Rochester came a step further into the room.

“Listen, my young friend,” he said. “You belong to the modern condition of things, to the world which has become just a little over-civilized. You may call me a boor, if you like, but I want you to understand this. If I fail to unmask you by any other means, I shall revert to the primeval way of deciding such differences as lie between you and me, the differences which make for hate. I can wield a horse-whip with the strongest man living, and I am in deadly earnest.”

“The lady whose name you have mentioned,” Saton said softly—“is she also your ward? You are related to her, perhaps?”

“She is the woman I love,” Rochester answered. “Our ways through life may lie apart, or fate may bring them together. That is not your business or your concern. When I tell you that she is the woman I love, I mean you to understand that she is the woman whom I will protect against all manner of evil, now and always. Remember that if you disregard my warning, in the spirit or in the letter, so surely as we two live you will repent it.”

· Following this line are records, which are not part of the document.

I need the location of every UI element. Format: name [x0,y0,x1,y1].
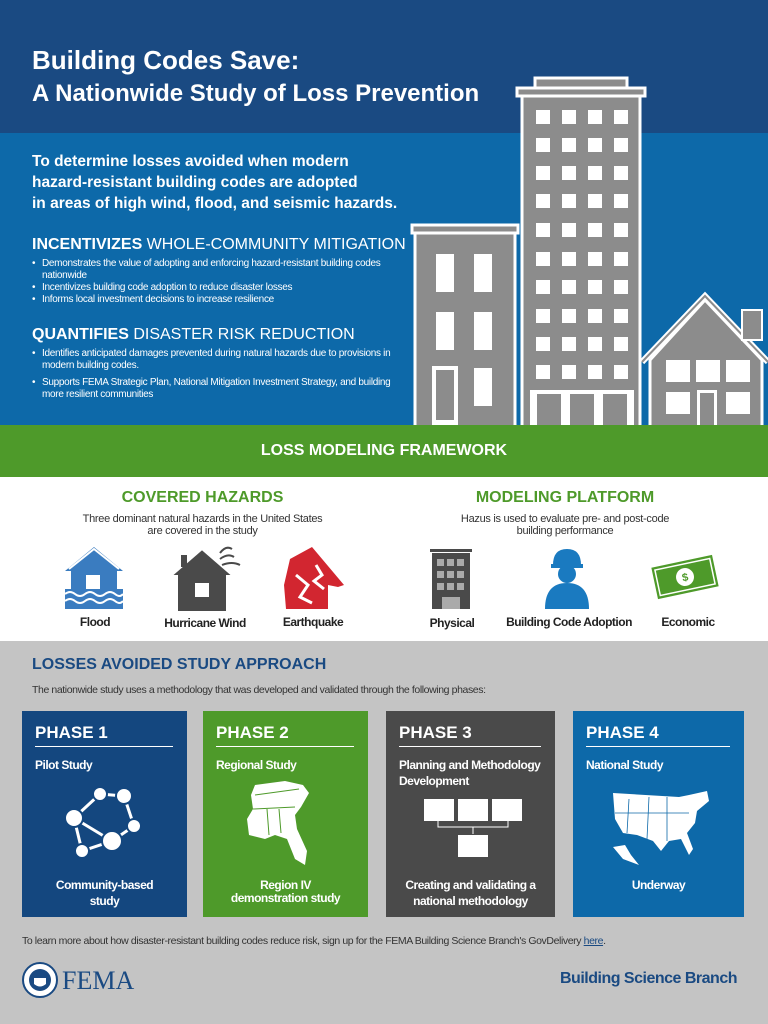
covered hazards heading: are covered in the study [147,525,258,537]
phase 2: demonstration study [231,891,340,905]
intro text [32,153,397,212]
intro band [0,133,768,425]
modeling platform heading: Hazus is used to evaluate pre- and post-code [461,513,669,525]
approach intro: The nationwide study uses a methodology that was developed and validated through the following phases: [32,684,486,696]
phase 1: Pilot Study [35,758,92,772]
green band heading [0,425,768,477]
icon: hurricane wind [174,546,240,611]
intro text: To determine losses avoided when modern [32,153,349,170]
footer note: To learn more about how disaster-resistant building codes reduce risk, sign up for the FEMA Building Science Branch's GovDelivery here. [22,935,606,947]
phase 3: Creating and validating a [405,878,536,892]
modeling platform heading [461,489,669,537]
section: incentivizes: Informs local investment decisions to increase resilience [42,294,274,305]
phase 4 [573,711,744,917]
phase 2: PHASE 2 [216,723,289,742]
green band heading: LOSS MODELING FRAMEWORK [261,442,507,459]
section: incentivizes: INCENTIVIZES WHOLE-COMMUNITY MITIGATION [32,236,406,253]
phase 4: Underway [632,878,685,892]
icon: money: $ [681,571,689,584]
title: Building Codes Save: [32,45,299,75]
intro text: in areas of high wind, flood, and seismic hazards. [32,195,397,212]
phase 1: PHASE 1 [35,723,108,742]
building science branch: Building Science Branch [560,970,737,987]
white framework panel: Hurricane Wind [164,616,246,630]
header band [0,0,768,133]
white framework panel: Economic [661,615,715,629]
section: quantifies: QUANTIFIES DISASTER RISK REDUCTION [32,326,355,343]
illustration: buildings [410,76,768,425]
FEMA logo: FEMA [62,966,134,995]
section: quantifies: Supports FEMA Strategic Plan, National Mitigation Investment Strategy, and building more resilient communities [42,377,390,400]
icon: US map [613,791,709,865]
phase 2: Regional Study [216,758,296,772]
phase 3 [386,711,555,917]
phase 2: Region IV [260,878,311,892]
covered hazards heading: COVERED HAZARDS [122,489,283,506]
phase 4: National Study [586,758,663,772]
white framework panel: Building Code Adoption [506,615,632,629]
icon: earthquake [284,547,344,609]
phase 1: study [90,894,119,908]
FEMA logo [22,962,134,998]
phase 1: Community-based [56,878,153,892]
white framework panel [0,477,768,641]
approach heading: LOSSES AVOIDED STUDY APPROACH [32,656,326,673]
icon: flood [65,547,123,609]
covered hazards heading [82,489,322,537]
icon: money [651,554,719,600]
phase 3: PHASE 3 [399,723,472,742]
section: incentivizes [32,236,406,305]
white framework panel: Earthquake [283,615,343,629]
icon: physical building [430,549,472,609]
covered hazards heading: Three dominant natural hazards in the United States [83,513,322,525]
white framework panel: Physical [430,616,474,630]
icon: network [66,788,140,857]
section: incentivizes: Incentivizes building code adoption to reduce disaster losses [42,282,292,293]
modeling platform heading: MODELING PLATFORM [476,489,654,506]
phase 3: Planning and Methodology [399,758,540,772]
icon: worker [545,549,589,609]
phase 2 [203,711,368,917]
title: A Nationwide Study of Loss Prevention [32,80,479,107]
phase 1 [22,711,187,917]
icon: flowchart [424,799,522,857]
labels: Flood [80,615,110,629]
phase 3: Development [399,774,469,788]
section: incentivizes: Demonstrates the value of adopting and enforcing hazard-resistant building codes nationwide [42,258,380,281]
section: quantifies: Identifies anticipated damages prevented during natural hazards due to provisions in modern building codes. [42,348,390,371]
phase 3: national methodology [413,894,528,908]
intro text: hazard-resistant building codes are adopted [32,174,358,191]
section: quantifies [32,326,390,400]
title [32,45,479,107]
modeling platform heading: building performance [517,525,613,537]
phase 4: PHASE 4 [586,723,659,742]
icon: southeast map [247,781,309,865]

Saton crossed the room with noiseless footsteps. He leaned toward the wall and touched an electric bell.

“Very well,” he said. “You have come to deliver an ultimatum, and I have received it. I understand perfectly what you will accept as an act of war. There is nothing more to be said, I think?”

“Nothing,” Rochester answered, turning to follow the servant whom Saton’s summons had brought to the door.